While waiting for the city to put in a bus shelter so that people don’t clog the doorway to his office, Zack Beatty took matters into his own hands — he put out a bench for weary commuters take a load off. A cardboard bench. With graffiti encouraged.
The new cardboard couch is a quick crowd-sourced fix to two related problems at the corner of Chapel and State streets downtown.
The first problem is that the corner lacks a shelter or bench for people waiting for the bus.
As a result people sit, stand, and lean anywhere they can, which leads to the second problem: Beatty and his co-workers at SeeClickFix’s world headquarters at 746 Chapel often find their way into and out of work blocked by people sitting or standing on their stoop.
Beatty, who’s in charge of media partnerships at SeeClickFix, said he had a cup of hot coffee spilled on him in July while trying to enter the office amid a group of strap-hangers waiting for their bus.
He opened up a “ticket” on SeeClickFix—the website that allows neighbors to lodge complaints and suggest improvements around town — registering the need for a bus shelter. It was the second ticket this summer about the corner. SeeClickFix founder Ben Berkowitz put up one on June 1: “Exit blocked by bus patrons.”
The city acknowledged both tickets and has budgeted money for a new shelter there in the current fiscal year, according to city spokeswoman Elizabeth Benton. She said she doesn’t know when it will be installed.
In the meantime, Berkowitz suggested buying a bench and putting it out for people to sit on. He set up a PayPal account for people to contribute.
Almost immediately, Beatty (pictured) and four others kicked in about $23 each, enough to buy a bench from Chairigami, the local cardboard-furniture startup that’s celebrating its first year of business.
After people from Chairigami walked the bench down from their new store at 976 Chapel St., Beatty and Berkowitz were faced with a number of dilemmas. Would the bench get stolen? Would it get tagged or vandalized? Would it hold up in the rain?
“Let’s just put it out there,” Beatty said they decided. The choice was to “err on the side of trusting the community.”
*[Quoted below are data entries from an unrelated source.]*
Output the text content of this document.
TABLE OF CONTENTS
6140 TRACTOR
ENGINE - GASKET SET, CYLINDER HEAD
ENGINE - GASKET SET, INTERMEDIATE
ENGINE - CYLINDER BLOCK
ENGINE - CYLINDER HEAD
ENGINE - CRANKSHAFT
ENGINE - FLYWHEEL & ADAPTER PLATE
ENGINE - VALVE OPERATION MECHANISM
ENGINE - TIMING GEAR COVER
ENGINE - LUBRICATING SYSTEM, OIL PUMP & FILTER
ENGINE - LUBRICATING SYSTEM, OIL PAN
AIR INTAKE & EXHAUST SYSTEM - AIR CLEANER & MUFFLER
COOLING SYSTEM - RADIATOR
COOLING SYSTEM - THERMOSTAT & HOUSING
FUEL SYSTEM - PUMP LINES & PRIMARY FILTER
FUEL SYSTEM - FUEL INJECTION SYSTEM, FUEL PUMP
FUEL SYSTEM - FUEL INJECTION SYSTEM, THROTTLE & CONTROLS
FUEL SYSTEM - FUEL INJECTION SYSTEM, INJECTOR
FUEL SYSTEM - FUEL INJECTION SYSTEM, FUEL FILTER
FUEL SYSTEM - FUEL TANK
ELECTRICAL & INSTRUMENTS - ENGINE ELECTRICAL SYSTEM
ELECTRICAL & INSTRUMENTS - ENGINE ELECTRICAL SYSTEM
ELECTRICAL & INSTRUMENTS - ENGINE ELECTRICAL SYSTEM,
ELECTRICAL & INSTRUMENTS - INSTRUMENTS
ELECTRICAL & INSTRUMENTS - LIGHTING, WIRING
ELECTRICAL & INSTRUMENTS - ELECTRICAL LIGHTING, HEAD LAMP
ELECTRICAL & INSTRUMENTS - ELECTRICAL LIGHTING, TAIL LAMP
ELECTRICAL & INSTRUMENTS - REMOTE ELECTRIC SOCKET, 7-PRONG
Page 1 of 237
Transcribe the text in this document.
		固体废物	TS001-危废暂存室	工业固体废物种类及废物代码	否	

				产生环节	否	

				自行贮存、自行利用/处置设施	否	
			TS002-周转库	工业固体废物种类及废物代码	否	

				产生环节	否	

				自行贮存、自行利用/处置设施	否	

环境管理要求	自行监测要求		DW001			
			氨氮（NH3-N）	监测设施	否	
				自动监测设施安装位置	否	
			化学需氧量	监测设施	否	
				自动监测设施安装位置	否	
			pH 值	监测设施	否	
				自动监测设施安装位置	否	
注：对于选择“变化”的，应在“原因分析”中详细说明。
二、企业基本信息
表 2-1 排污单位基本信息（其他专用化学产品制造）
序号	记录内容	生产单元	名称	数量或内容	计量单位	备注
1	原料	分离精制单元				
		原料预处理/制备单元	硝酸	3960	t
Figuring the carboard surface would be a magnet for taggers, Beatty and Berkowitz opted to guide the graffit rather than try to prevent it. They attached a red Sharpie marker to the bench and Beatty came up with a question they wrote in big letters on the benhc back: “What are you waiting for?”
It’s a question that’s literally appropriate for people waiting for a bus, but one that is also open to larger interpretation, Beatty said.
In the 15 days the bench has been out, people have written all sorts of stuff on the bench, Beatty said. He’s had to replace the Sharpie a couple of times.
Staffers at SeeClickFix have been taking the bench in at night and when it’s raining. The seat is coated with a kind of varnish; the rest of the bench is untreated cardboard that could easily soak up moisture.
On Wednesday morning, Beatty pulled out the bench and received what he said has become the normal reaction from people waiting for the bus: Can I sit on that? Beatty assured them they could.
Beatty pointed out the couple of dozen people standing on the sidewalk or leaning against the building. One woman was perched on a narrow brick windowsill outside the post office. “That can’t be comfortable,” Beatty said.
“It’s perfect,” said Larry Restrepo (pictured), who took a seat on the bench with Zulma Huerta and 3‑year-old Jairo Restrepo. He said he was waiting for the D bus to take him to his job at Wendy’s in Guilford. He said he’s at the bus stop every day, on his feet. The bus stop is very heavily used, by “everyone in Fair Haven,” Restrepo said.
“It’s better than standing,” he said of the bench.
“That’s pretty neat,” said Bill Laden, also waiting for the D bus. “I’m homeless. I get tired of walking all day. … The only thing is, is it going to stand up to the weather?”
“I think it’s nice, especially for the elderly,” said James Gore. He made his observations while standing in the doorway that leads to the SeeClickFix office, proving that the bench is not a total solution.
Beatty said the cardboard bench is more of a short-term fix while waiting for a permanent solution: a bus shelter.
“It is in violation of city ordinance,” Benton said of the bench. She said that while the city appreciates the spirit behind the addition of a cardboard bench for people waiting for the bus, municipal law forbids placing furniture in the city right-of-way, she said.
Benton said workers from the Department of Public Works would take a look at the bench on Thursday and see if it needs to be removed.